Measuring and Objectively Characterizing Patterns of Gastrointestinal Dysmotility in Scleroderma


Zsuzsanna McMahan, MD
Johns Hopkins University School of Medicine

Project Overview

Dr. McMahan: Though up to 90% of patients with scleroderma have GI dysmotility, heterogeneity exists among patients. Some patients have predominantly upper GI symptoms, while others have predominantly lower GI symptoms. The presence of various GI dysmotility patterns in scleroderma can complicate the management of patients and thus supports the need for systematic, quantitative assessment of GI subgroups. Understanding the differences among GI subgroups may also provide insight into disease mechanisms.

The assessment of GI motility in patients with scleroderma has evolved in recent years. The use of a traditional, regionally-targeted motility study to assess one portion of the GI tract at a time (e.g. gastric emptying study) is inadequate in scleroderma, because co-existing dysfunction in other GI regions may be missed. GI symptoms are also not reliable, which increases the likelihood of incomplete assessments. Whole gut transit studies emerged to meet a clinical demand that could not be met by regionally-targeted GI studies. Both the scintigraphy-based whole gut transit and the wireless motility capsule were developed to assess transit from the esophagus to the colon, and are now validated and recommended by the American and European Neurogastroenterology and Motility Societies for this purpose.

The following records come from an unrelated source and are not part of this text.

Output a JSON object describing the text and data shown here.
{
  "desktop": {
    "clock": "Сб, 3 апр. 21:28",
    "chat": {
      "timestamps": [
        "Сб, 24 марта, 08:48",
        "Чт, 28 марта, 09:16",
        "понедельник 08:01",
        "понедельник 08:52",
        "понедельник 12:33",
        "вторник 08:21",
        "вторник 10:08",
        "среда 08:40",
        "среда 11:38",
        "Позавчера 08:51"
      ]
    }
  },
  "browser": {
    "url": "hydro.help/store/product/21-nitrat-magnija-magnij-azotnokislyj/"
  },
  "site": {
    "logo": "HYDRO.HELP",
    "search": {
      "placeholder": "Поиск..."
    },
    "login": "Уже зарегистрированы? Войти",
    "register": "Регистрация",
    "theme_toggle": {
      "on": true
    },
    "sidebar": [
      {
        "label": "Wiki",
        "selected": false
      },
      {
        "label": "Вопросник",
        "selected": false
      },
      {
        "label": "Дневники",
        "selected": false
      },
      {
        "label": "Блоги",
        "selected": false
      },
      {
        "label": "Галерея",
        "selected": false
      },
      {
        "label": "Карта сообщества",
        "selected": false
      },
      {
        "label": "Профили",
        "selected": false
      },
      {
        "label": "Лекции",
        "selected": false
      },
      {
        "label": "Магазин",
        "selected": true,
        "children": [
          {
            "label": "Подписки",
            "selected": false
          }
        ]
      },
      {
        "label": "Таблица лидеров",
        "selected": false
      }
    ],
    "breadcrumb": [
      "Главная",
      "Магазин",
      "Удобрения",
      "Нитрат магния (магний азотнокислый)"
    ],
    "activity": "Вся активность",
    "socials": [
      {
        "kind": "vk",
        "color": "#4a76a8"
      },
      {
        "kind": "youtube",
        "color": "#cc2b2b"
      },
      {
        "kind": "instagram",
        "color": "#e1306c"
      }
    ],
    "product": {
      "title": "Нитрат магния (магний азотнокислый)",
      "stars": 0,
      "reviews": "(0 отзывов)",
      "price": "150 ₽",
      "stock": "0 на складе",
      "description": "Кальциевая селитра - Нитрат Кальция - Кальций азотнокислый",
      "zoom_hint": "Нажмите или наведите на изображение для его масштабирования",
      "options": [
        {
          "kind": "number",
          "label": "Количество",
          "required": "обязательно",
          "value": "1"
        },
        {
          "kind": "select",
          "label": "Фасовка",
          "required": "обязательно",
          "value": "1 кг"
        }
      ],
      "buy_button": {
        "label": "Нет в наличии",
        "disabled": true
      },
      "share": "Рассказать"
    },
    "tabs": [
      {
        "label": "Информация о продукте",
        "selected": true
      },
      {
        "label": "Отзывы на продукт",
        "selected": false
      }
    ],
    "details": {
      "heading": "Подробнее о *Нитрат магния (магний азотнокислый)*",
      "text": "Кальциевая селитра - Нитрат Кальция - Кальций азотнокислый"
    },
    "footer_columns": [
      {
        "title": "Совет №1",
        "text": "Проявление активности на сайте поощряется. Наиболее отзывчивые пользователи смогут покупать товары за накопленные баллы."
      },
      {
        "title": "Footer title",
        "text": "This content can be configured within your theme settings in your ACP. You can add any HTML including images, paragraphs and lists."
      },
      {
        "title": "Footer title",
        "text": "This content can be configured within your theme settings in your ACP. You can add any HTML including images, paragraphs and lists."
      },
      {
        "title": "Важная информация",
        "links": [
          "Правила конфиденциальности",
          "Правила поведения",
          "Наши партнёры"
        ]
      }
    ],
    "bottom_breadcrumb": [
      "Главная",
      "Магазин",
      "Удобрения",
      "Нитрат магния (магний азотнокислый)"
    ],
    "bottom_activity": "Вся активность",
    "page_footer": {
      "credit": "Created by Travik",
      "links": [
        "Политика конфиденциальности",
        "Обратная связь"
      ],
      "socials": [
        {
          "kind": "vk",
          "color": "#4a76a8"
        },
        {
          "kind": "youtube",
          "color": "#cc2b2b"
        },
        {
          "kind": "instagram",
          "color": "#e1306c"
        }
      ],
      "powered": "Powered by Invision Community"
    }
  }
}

Scintigraphy is considered to be the most physiologic way to assess GI transit because radiotracer is consumed within a meal. It is, therefore, an optimal approach to distinguish between GI dysmotility patterns among patients.

We hypothesize that distinct enteric neuromuscular pathways are important targets of the autoimmune response in scleroderma GI dysmotility and that disruption of these pathways by immune-mediated damage leads to GI dysmotility. We will use the whole gut transit study to define homogenous SSc patient subsets with distinct motility patterns. We will also collect clinical and demographic information, validated GI patient-reported outcome measures, as well as patient serum along with these studies. These studies will establish a framework to ultimately study disease mechanism among clearly phenotyped SSc patient subsets.

How this work will impact patients

This project will provide critical information to guide patient care. We have identified GI dysmotility patterns using the whole gut transit, which are not fully defined by clinical symptoms. Many of these patterns would have been missed using region-specific GI motility studies. The whole gut transit study provides the opportunity to objectively delineate GI dysmotility patterns from the esophagus to the colon, allowing for more precisely targeted therapies. We will also correlate symptoms of GI dysmotility using a well-developed patient-reported outcome measure with objectively measured GI dysmotility patterns.

The project will establish objectively-defined scleroderma-related GI dysmotility subsets. Interestingly, one scleroderma GI subgroup is characterized by delays in the foregut and hindgut (especially the proximal colon), which are regions where motility is predominantly controlled by the vagus nerve. This is the same pattern that we identified in patients with a form of autonomic dysfunction known as postural orthostatic tachycardia syndrome. This suggests that patterns of GI dysmotility in scleroderma may reflect dysfunction in important neural pathways. The clear delineation of GI neuroanatomical patterns of dysmotility in scleroderma is an essential first step in determining whether GI subgroups are random or mechanistically related.

And finally, this project may also yield biomarkers for risk stratification and outcome prediction. In scleroderma, autoantibodies associate tightly with specific clinical phenotypes. For example, antibodies to topoisomerase-1 associate closely with interstitial lung disease, while antibodies to RNA polymerase 3 associate with renal crisis and rapidly progressive diffuse cutaneous disease. Interestingly, associations between scleroderma GI outcomes (e.g. gastroparesis) and autoantibodies are not well-defined, which is likely due to poorly defined GI subsets. Defining the associations between scleroderma autoantibodies (measured on all patients in the Johns Hopkins Scleroderma Center Database) and GI outcomes (measured by the whole gut transit study) may prove useful biomarkers for diagnosis and provide relevant information on specific GI risk in patients.